Build a Marker (10 Points)
ARToolkit works by tracking markers printed on paper. For this project, you will need to print at least one marker. Find out where to find a marker image to print, which your ARToolkit library will recognize. Glue the marker to a piece of cardboard, so that it is easier to hold it without deforming it. When the marker deforms, it will be harder or impossible for the tracking algorithm to recognize it. You might want to leave a generous border around it so that you can hold it without occluding the marker with your hand.
Control the Pan with ARToolkit (50 Points)
Once you have a marker which can be tracked with your webcam, you are ready to move the pan. Experiment with the placement of your webcam (or the angle of your laptop screen if your camera is built-in) to find a good camera placement so that it can see the marker when you hold and move it.
Your goal is to map the marker movements to movements of the pan in your kitchen scene. Find a good transformation to transform the marker coordinates and orientation to kitchen coordinates. You will need to be able to move the pan from the countertop under the open cabinet all the way into the cabinet. If your kitchen is relatively small, add OSG's mouse interaction routines and zoom into the kitchen until you can easily see the pan and the cabinets around it.
Collision Detection (40 Points)
Whereas in the first homework project, you were allowed to move pot and pan through cabinet walls, this time you need to implement collision detection. Use OpenSceneGraph's intersection handling routines to detect when the pan intersects with a cabinet. When an intersection happens, paint the pan yellow and stop its motion until the user moves it away from the blocking surface.

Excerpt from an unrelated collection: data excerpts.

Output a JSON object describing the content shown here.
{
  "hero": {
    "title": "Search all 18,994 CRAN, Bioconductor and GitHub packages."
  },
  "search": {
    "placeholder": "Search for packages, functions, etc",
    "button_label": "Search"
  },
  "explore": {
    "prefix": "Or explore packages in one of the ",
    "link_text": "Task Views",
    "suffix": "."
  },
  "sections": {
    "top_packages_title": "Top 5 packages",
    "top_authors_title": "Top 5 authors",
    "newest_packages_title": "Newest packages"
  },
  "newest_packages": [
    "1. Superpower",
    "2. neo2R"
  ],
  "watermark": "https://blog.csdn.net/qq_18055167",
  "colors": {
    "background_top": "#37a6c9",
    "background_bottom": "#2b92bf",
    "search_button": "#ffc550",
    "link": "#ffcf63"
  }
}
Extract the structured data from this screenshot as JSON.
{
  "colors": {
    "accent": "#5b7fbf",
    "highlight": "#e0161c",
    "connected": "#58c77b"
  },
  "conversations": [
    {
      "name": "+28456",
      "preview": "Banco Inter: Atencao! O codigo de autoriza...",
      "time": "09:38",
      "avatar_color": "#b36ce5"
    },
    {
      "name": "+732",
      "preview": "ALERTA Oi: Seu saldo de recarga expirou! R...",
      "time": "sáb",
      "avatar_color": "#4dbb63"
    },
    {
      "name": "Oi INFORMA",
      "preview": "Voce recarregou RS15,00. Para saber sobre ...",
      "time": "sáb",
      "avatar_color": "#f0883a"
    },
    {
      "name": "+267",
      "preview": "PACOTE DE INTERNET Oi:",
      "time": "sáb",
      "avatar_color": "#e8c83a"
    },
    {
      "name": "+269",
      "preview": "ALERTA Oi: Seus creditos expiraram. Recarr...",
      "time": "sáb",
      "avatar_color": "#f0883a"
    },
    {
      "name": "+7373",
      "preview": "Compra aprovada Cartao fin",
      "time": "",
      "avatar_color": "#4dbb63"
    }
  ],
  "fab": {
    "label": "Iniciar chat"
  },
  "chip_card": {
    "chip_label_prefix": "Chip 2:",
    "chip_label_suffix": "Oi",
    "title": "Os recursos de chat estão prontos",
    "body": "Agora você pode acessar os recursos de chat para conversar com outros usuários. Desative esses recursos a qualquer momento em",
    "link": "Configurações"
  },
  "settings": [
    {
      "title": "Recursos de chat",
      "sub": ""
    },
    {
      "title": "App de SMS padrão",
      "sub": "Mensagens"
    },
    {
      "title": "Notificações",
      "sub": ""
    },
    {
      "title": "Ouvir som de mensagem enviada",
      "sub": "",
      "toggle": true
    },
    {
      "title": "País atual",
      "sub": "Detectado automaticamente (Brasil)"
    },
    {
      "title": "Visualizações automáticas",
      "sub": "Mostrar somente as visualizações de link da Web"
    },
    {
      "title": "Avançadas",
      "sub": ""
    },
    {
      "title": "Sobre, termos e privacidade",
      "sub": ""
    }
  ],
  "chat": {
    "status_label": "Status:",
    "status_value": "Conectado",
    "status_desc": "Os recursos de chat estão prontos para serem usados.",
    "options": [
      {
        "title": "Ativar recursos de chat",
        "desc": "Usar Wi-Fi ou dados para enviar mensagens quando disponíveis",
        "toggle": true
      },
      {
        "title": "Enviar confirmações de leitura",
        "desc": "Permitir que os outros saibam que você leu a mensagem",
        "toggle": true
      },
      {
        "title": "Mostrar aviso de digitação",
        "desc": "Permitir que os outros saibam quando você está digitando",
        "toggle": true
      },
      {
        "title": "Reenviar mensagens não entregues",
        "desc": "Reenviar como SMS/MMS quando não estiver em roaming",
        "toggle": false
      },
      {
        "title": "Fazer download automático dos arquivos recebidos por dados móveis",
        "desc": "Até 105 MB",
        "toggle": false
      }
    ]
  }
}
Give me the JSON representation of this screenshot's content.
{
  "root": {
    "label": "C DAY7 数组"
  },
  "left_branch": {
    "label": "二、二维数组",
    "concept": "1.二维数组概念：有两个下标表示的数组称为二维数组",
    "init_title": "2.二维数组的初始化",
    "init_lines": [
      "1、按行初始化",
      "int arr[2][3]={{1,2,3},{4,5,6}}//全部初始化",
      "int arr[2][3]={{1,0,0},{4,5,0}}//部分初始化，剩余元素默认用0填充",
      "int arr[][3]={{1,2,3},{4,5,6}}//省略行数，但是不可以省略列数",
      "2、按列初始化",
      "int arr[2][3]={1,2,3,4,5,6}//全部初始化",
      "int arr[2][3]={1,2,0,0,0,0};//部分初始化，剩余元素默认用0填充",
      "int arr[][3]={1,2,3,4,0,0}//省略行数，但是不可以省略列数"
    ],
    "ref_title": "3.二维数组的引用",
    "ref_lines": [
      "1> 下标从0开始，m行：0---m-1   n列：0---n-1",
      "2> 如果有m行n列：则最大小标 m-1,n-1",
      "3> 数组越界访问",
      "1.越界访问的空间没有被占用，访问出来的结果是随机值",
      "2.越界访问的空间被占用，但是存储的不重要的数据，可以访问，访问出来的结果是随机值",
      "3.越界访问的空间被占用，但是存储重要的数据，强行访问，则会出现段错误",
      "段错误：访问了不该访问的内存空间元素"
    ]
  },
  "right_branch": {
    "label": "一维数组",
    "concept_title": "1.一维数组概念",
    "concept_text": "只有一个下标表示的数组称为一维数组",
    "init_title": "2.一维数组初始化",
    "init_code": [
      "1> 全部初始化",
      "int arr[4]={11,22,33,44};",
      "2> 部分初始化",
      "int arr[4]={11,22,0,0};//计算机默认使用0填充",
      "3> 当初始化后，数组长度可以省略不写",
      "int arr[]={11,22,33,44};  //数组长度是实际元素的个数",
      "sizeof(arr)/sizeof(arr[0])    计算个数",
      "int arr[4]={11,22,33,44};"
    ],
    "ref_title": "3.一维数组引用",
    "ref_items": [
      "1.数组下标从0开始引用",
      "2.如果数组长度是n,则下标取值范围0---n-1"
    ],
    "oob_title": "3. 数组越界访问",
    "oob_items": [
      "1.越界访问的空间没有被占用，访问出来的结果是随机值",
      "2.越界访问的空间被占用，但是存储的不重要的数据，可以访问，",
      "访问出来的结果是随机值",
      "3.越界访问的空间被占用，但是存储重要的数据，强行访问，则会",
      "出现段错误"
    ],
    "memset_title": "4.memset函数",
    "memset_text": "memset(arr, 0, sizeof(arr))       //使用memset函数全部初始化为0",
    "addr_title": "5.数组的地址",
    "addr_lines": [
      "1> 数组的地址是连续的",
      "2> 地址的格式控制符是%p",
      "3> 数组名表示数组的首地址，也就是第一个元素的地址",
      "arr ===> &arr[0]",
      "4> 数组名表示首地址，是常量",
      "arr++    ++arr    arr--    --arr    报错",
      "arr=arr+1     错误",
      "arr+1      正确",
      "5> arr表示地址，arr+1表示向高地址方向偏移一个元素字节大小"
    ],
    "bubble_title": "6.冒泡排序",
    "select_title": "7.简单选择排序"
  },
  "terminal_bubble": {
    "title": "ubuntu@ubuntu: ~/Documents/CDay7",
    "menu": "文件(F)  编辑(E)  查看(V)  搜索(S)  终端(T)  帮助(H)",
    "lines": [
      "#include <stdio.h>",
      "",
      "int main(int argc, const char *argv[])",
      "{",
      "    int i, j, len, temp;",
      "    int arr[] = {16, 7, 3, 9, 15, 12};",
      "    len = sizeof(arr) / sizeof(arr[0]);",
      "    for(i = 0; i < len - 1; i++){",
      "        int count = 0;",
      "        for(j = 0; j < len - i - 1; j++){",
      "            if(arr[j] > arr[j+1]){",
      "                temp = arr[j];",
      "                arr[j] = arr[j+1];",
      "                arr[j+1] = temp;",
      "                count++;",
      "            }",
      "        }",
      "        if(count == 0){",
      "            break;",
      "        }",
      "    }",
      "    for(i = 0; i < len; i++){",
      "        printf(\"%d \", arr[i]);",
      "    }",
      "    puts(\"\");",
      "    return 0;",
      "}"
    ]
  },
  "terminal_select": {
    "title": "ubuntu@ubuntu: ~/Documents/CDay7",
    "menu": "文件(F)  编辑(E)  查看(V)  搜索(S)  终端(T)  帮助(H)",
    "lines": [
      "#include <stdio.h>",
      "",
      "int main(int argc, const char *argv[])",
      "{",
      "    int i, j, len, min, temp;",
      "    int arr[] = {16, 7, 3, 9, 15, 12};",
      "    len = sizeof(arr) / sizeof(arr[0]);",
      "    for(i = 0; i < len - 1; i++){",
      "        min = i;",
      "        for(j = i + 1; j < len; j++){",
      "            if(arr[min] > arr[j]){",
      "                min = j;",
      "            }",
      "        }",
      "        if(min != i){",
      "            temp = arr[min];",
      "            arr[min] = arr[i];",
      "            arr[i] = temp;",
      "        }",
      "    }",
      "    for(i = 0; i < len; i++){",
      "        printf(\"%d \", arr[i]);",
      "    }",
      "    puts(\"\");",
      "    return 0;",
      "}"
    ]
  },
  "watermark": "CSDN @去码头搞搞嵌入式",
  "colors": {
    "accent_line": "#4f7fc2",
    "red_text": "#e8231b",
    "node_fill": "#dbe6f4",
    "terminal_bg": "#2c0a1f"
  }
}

In order to use OSG's IntersectVisitor, you will have to approximate the pan with line segments. Using three such segments will suffice: one along each coordinate axis, through the center of the pan, across the length of the pan in each axis.
To make the pan yellow, write a NodeVisitor which you pass a copy of the pan and which will set the colors of all polygons to yellow and remove all textures.
Grading
On the due date, you will need to demonstrate that, using an ARToolkit marker as your input device, you can move the pan into the cabinet without going through cabinet walls.
Extra Credit (10 Points)
Modify your application so that it supports two (different) ARToolkit markers, so that you can independently move the pot and the pan around the kitchen.
Notes
If you don't like the pan and the pot, feel free to use other household items you find in a 3D model data base, or design your own with a 3D modeling tool. If you use Google Sketchup and need to export to VRML, which the free version won't do, send the .skp file to the instructor and he will send you back the corresponding VRML file.